With only one play under my belt as the criminal runner Gabriel Santiago against Haas Bioroid, it’s hard to say a lot that’s helpful or likely to be terribly accurate. But that never stopped anyone before, did it?

Part of what drew me to Android: Netrunner was that it was supposed to be playable out of the box, particularly in the wake of having been interested in the Call of Cthulhu card game until I let those arguments about the “need” to own multiple core sets to play it properly dissuade me from exploring further. Android: Netrunner, however, absolutely is playable out of the box. Pick a faction, add the neutral cards to those and you’ve got a deck. While I lost against Haas, it didn’t feel like an unmatched loss, if you know what I mean. There were cards that worked together and I was able to see some of those match ups from the very beginning.

I didn’t really know what I was doing for the first half of the game, so maybe I dawdled or didn’t generate enough cash regularly enough — there were more than a couple turns where all I did was drum up credits, especially once I figured out that Sneakdoor Beta is a persistent effect letting Gabriel use his ability against a second of the corporation’s core servers — but I started to get the sense of recognizing when the corporation’s resources are low as part of dancing around its intrusion countermeasures.

It was a first brush with a new game. I liked it for the most part. The prospect of having multiple first brushes with Android: Netrunner is a little intimidating, owing to the number of factions with unique cards to learn how to use, but it’s also a promise of lots of variability in play. It’s kind of like opening a new Dominion expansion, only the entire game is different and there are cyborgs.

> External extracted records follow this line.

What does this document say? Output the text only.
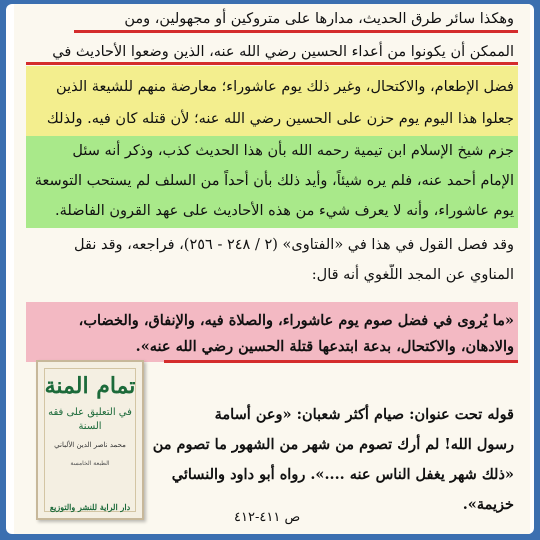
وهكذا سائر طرق الحديث، مدارها على متروكين أو مجهولين، ومن
الممكن أن يكونوا من أعداء الحسين رضي الله عنه، الذين وضعوا الأحاديث في
فضل الإطعام، والاكتحال، وغير ذلك يوم عاشوراء؛ معارضة منهم للشيعة الذين
جعلوا هذا اليوم يوم حزن على الحسين رضي الله عنه؛ لأن قتله كان فيه. ولذلك
جزم شيخ الإسلام ابن تيمية رحمه الله بأن هذا الحديث كذب، وذكر أنه سئل
الإمام أحمد عنه، فلم يره شيئاً، وأيد ذلك بأن أحداً من السلف لم يستحب التوسعة
يوم عاشوراء، وأنه لا يعرف شيء من هذه الأحاديث على عهد القرون الفاضلة.
وقد فصل القول في هذا في «الفتاوى» (٢ / ٢٤٨ - ٢٥٦)، فراجعه، وقد نقل
المناوي عن المجد اللُّغوي أنه قال:
«ما يُروى في فضل صوم يوم عاشوراء، والصلاة فيه، والإنفاق، والخضاب،
والادهان، والاكتحال، بدعة ابتدعها قتلة الحسين رضي الله عنه».
قوله تحت عنوان: صيام أكثر شعبان: «وعن أسامة
رسول الله! لم أرك تصوم من شهر من الشهور ما تصوم من
«ذلك شهر يغفل الناس عنه ....». رواه أبو داود والنسائي
خزيمة».
ص ٤١١-٤١٢
تمام المنة
في التعليق على فقه السنة
محمد ناصر الدين الألباني
الطبعة الخامسة
دار الراية للنشر والتوزيع
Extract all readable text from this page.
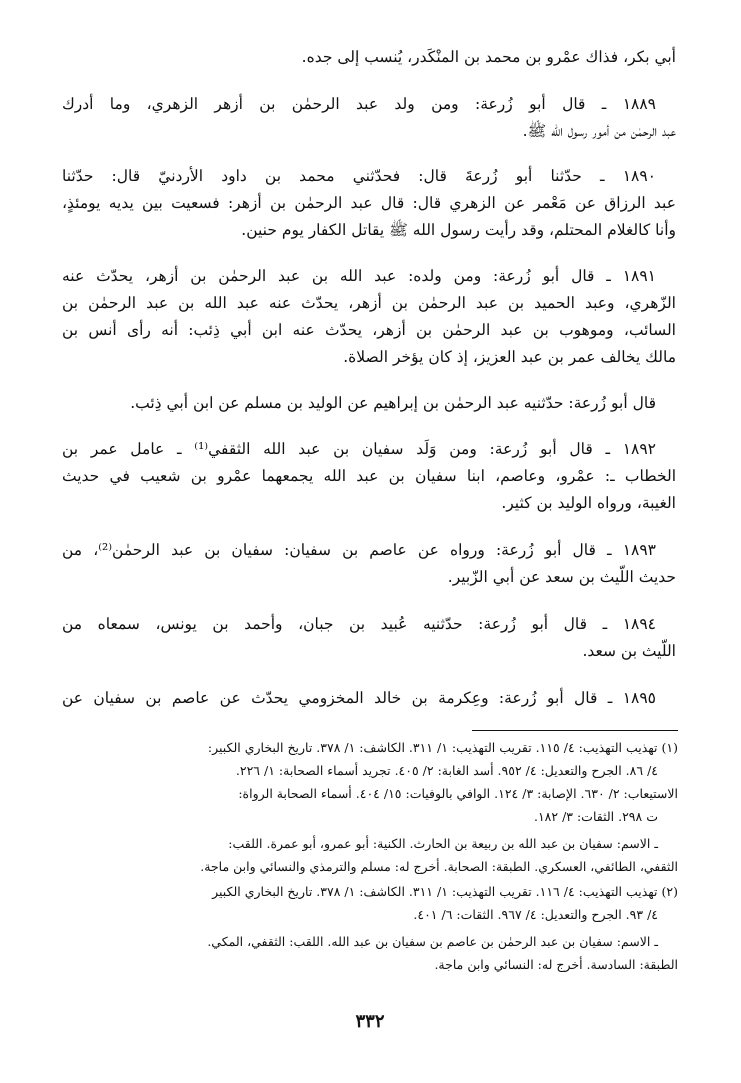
أبي بكر، فذاك عمْرو بن محمد بن المنْكَدر، يُنسب إلى جده.
١٨٨٩ ـ قال أبو زُرعة: ومن ولد عبد الرحمٰن بن أزهر الزهري، وما أدرك
عبد الرحمٰن من أمور رسول الله ﷺ.
١٨٩٠ ـ حدّثنا أبو زُرعةَ قال: فحدّثني محمد بن داود الأردنيّ قال: حدّثنا
عبد الرزاق عن مَعْمر عن الزهري قال: قال عبد الرحمٰن بن أزهر: فسعيت بين يديه يومئذٍ،
وأنا كالغلام المحتلم، وقد رأيت رسول الله ﷺ يقاتل الكفار يوم حنين.
١٨٩١ ـ قال أبو زُرعة: ومن ولده: عبد الله بن عبد الرحمٰن بن أزهر، يحدّث عنه
الزّهري، وعبد الحميد بن عبد الرحمٰن بن أزهر، يحدّث عنه عبد الله بن عبد الرحمٰن بن
السائب، وموهوب بن عبد الرحمٰن بن أزهر، يحدّث عنه ابن أبي ذِئب: أنه رأى أنس بن
مالك يخالف عمر بن عبد العزيز، إذ كان يؤخر الصلاة.
قال أبو زُرعة: حدّثنيه عبد الرحمٰن بن إبراهيم عن الوليد بن مسلم عن ابن أبي ذِئب.
١٨٩٢ ـ قال أبو زُرعة: ومن وَلَد سفيان بن عبد الله الثقفي⁽¹⁾ ـ عامل عمر بن
الخطاب ـ: عمْرو، وعاصم، ابنا سفيان بن عبد الله يجمعهما عمْرو بن شعيب في حديث
الغيبة، ورواه الوليد بن كثير.
١٨٩٣ ـ قال أبو زُرعة: ورواه عن عاصم بن سفيان: سفيان بن عبد الرحمٰن⁽²⁾، من
حديث اللّيث بن سعد عن أبي الزّبير.
١٨٩٤ ـ قال أبو زُرعة: حدّثنيه عُبيد بن جبان، وأحمد بن يونس، سمعاه من
اللّيث بن سعد.
١٨٩٥ ـ قال أبو زُرعة: وعِكرمة بن خالد المخزومي يحدّث عن عاصم بن سفيان عن
(١) تهذيب التهذيب: ٤/ ١١٥. تقريب التهذيب: ١/ ٣١١. الكاشف: ١/ ٣٧٨. تاريخ البخاري الكبير:
٤/ ٨٦. الجرح والتعديل: ٤/ ٩٥٢. أسد الغابة: ٢/ ٤٠٥. تجريد أسماء الصحابة: ١/ ٢٢٦.
الاستيعاب: ٢/ ٦٣٠. الإصابة: ٣/ ١٢٤. الوافي بالوفيات: ١٥/ ٤٠٤. أسماء الصحابة الرواة:
ت ٢٩٨. الثقات: ٣/ ١٨٢.
ـ الاسم: سفيان بن عبد الله بن ربيعة بن الحارث. الكنية: أبو عمرو، أبو عمرة. اللقب:
الثقفي، الطائفي، العسكري. الطبقة: الصحابة. أخرج له: مسلم والترمذي والنسائي وابن ماجة.
(٢) تهذيب التهذيب: ٤/ ١١٦. تقريب التهذيب: ١/ ٣١١. الكاشف: ١/ ٣٧٨. تاريخ البخاري الكبير
٤/ ٩٣. الجرح والتعديل: ٤/ ٩٦٧. الثقات: ٦/ ٤٠١.
ـ الاسم: سفيان بن عبد الرحمٰن بن عاصم بن سفيان بن عبد الله. اللقب: الثقفي، المكي.
الطبقة: السادسة. أخرج له: النسائي وابن ماجة.
٣٣٢
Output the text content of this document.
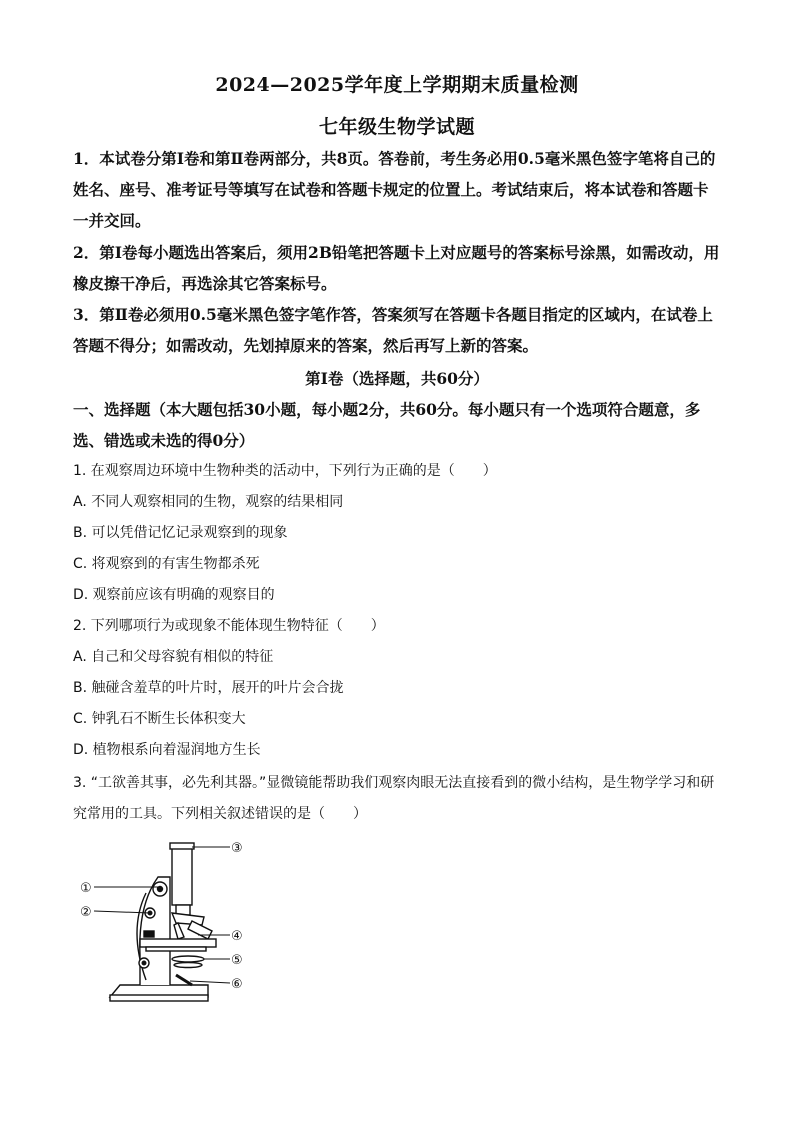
2024—2025学年度上学期期末质量检测
七年级生物学试题
1．本试卷分第Ⅰ卷和第Ⅱ卷两部分，共8页。答卷前，考生务必用0.5毫米黑色签字笔将自己的姓名、座号、准考证号等填写在试卷和答题卡规定的位置上。考试结束后，将本试卷和答题卡一并交回。
2．第Ⅰ卷每小题选出答案后，须用2B铅笔把答题卡上对应题号的答案标号涂黑，如需改动，用橡皮擦干净后，再选涂其它答案标号。
3．第Ⅱ卷必须用0.5毫米黑色签字笔作答，答案须写在答题卡各题目指定的区域内，在试卷上答题不得分；如需改动，先划掉原来的答案，然后再写上新的答案。
第Ⅰ卷（选择题，共60分）
一、选择题（本大题包括30小题，每小题2分，共60分。每小题只有一个选项符合题意，多选、错选或未选的得0分）
1. 在观察周边环境中生物种类的活动中，下列行为正确的是（　　）
A. 不同人观察相同的生物，观察的结果相同
B. 可以凭借记忆记录观察到的现象
C. 将观察到的有害生物都杀死
D. 观察前应该有明确的观察目的
2. 下列哪项行为或现象不能体现生物特征（　　）
A. 自己和父母容貌有相似的特征
B. 触碰含羞草的叶片时，展开的叶片会合拢
C. 钟乳石不断生长体积变大
D. 植物根系向着湿润地方生长
3. “工欲善其事，必先利其器。”显微镜能帮助我们观察肉眼无法直接看到的微小结构，是生物学学习和研究常用的工具。下列相关叙述错误的是（　　）
①
②
③
④
⑤
⑥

There was also the slow process of “All right, so I spend a click to go on a run, then the ICE requires this strength hacking, which means this program needs this many clicks . . . ” but you’ll have that with any game. I repeatedly found myself in the position of discovering halfway through a run that I didn’t have enough credits to bypass all the subroutines. In retrospect, I wonder if I was playing too cautiously, being unwilling to take the consequences. Particularly with regard to the final, make or break run. I can’t remember now if the credits I spent on the layers of ICE were something I could have saved by taking the penalties of the subroutines.

And as game jargon goes, it’s pretty easy to find the analogies between clicks and actions, stacks and decks and so forth for anyone who’s suffered through the innumerable variations on “victory point.”

Best of all, it was fun to play without worrying about deckbuilding at all. I’m looking forward to trying out all the factions, on both the runner and corporate sides of the board.